Wednesday, 10 July 2013

Ed finally breaks the union link?

It would be an ironic twist of history that Ed-the-geek, the non-entity who crept into leadership only  because he was the least offensive option to the power-brokers of the Labour Party, should be the one who crosses the Rubicon and breaks the links with the unions.

Let's be clear that the arrangement whereby trade union members had affiliated membership of the party and where local branches affiliated to local parties and made up the general management committees of constituency parties never made Labour the worker-controlled party that the rhetoric would suggest. 

From its earliest days there was a mixture in the party membership of the middle class and workers. In earlier time the middle class component was drawn from intellectuals, bohemians and that layer of the middle class engaged in 'public service professions'. It is very different today. As both  UNITEs Len McCluskey and the CWU's Billy Hayes have pointed out in the past few days, Labour is now run by and for not working people but by a political class -  and politics has become a posh boy's game. 

Possibly the rot goes back to Harold Wilson - the working class grammar school boy who never actually worked outside of the union and party machine.
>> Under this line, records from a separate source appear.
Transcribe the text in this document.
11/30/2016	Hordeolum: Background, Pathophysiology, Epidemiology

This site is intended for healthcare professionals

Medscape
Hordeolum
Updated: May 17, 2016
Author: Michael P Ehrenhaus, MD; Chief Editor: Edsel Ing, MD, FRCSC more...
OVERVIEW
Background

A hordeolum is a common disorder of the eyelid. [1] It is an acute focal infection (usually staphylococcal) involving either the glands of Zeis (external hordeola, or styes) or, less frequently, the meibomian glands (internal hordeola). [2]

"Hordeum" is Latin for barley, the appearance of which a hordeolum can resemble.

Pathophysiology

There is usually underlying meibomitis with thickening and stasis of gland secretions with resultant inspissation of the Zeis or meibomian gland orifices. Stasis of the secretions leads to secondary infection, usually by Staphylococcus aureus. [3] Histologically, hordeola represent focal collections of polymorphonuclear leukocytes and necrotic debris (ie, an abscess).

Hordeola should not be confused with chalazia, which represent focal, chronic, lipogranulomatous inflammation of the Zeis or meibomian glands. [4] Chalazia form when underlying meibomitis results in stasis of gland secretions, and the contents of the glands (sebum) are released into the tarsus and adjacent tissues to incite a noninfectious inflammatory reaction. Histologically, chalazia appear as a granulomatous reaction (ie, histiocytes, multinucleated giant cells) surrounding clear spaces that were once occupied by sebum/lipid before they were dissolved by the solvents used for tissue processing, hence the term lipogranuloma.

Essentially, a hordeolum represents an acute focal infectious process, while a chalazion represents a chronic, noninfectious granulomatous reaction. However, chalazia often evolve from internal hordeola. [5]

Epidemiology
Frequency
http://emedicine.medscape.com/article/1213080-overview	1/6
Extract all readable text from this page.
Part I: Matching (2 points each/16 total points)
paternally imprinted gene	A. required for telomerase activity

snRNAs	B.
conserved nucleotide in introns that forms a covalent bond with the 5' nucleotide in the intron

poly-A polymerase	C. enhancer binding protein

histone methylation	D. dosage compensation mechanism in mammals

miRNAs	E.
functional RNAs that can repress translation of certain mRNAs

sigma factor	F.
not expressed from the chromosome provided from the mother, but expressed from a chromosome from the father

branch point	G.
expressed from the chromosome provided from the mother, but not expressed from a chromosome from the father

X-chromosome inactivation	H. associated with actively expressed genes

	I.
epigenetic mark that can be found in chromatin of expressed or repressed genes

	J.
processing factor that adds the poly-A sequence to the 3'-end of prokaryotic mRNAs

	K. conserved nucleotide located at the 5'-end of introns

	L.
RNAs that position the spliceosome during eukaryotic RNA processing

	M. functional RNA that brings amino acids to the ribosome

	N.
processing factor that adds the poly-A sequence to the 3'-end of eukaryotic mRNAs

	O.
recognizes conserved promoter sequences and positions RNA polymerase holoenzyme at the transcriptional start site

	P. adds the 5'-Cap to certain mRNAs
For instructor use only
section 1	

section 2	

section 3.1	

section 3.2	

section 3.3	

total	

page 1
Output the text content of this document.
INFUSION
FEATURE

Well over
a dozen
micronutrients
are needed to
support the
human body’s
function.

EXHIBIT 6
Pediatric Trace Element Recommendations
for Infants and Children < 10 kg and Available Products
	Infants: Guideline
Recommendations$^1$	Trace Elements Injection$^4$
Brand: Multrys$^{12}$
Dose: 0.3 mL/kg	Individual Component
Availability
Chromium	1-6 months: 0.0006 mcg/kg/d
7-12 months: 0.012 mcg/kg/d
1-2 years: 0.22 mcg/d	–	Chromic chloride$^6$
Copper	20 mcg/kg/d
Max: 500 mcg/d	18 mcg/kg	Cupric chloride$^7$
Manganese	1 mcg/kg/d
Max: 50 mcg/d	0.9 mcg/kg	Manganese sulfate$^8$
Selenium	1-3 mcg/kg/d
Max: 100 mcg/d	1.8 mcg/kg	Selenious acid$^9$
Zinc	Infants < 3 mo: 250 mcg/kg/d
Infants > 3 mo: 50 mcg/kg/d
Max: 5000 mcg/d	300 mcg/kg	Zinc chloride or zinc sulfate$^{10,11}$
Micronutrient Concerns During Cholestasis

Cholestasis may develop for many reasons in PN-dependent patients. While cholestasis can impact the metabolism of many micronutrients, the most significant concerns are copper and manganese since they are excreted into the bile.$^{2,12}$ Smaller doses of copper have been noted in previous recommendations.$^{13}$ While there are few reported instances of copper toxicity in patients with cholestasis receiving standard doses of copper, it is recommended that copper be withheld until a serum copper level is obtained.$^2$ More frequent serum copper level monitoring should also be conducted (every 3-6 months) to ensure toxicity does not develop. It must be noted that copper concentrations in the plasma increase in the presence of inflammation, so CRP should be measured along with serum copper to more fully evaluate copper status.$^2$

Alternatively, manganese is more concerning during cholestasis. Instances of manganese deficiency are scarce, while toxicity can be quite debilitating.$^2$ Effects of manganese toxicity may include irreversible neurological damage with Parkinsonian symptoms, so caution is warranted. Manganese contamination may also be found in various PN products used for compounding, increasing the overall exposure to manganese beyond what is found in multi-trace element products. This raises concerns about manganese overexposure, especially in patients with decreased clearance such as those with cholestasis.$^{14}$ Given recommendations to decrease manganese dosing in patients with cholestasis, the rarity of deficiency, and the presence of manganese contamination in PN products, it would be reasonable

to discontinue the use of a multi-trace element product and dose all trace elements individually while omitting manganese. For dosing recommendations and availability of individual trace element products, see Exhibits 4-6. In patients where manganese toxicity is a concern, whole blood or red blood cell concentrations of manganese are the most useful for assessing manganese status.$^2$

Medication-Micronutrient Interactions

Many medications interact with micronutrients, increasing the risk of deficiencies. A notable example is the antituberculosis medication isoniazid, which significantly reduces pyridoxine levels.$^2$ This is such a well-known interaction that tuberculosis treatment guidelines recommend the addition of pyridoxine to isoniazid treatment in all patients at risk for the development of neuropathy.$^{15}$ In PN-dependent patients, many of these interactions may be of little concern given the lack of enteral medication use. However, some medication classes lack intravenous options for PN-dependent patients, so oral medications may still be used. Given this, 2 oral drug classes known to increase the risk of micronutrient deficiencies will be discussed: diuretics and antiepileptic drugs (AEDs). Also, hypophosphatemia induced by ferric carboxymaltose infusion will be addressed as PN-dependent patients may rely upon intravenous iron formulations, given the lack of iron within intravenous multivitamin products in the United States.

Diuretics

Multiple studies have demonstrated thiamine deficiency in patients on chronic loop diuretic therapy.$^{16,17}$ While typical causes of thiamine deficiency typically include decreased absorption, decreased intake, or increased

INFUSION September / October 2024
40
Even coming from a working class background and having worked in a proper job has historically been no guarantee that individuals would continue to represent workers' interests - Ernest Bevin springs to mind as personifying the phenomenon of the thoroughly capitalist and collaborationist union baron.

But - in spite of all these caveats - the union link did mean something. The fact that local parties were structurally tied to local unions meant that at times some sort of control could be exercised. And so at certain times by a fragile,  indirect and imperfect process, the party was forced to reflect workers' interests - the 1945 government is the obvious example of this, but so too are the battles within the party in the 1970s.

Miliband's announcement yesterday  only goes to complete a process begun by Kinnock in the 1980s to make Labour finally free of this increasing  tenuous link. Surely nobody on the Left can now argue that there is any life still remaining in the Labour corpse. 

It defied all logic that some elements were arguing that this corpse could somehow be revived. Ironically it was McCluskey's own belief in this - brought to a head by the Falkirk affair - that has been the catalyst for Miliband's announcement. Incidentally McCluskey's welcoming reaction to the announcement may at first seem bizarre - but of course the removal of mass party membership will not represent the end of union funding only the breaking of automatic union funding. In fact it may even boost the power of union bosses in giving them the power to opt to make donations to party funds in return for influencing policies - possibly taking Labour even closer to the type of lobbying and power-play machinations seen in the Democratic party in the US. 

The only upside of all this is that it might just kill of the  few remaining illusions that people may have left in Labour.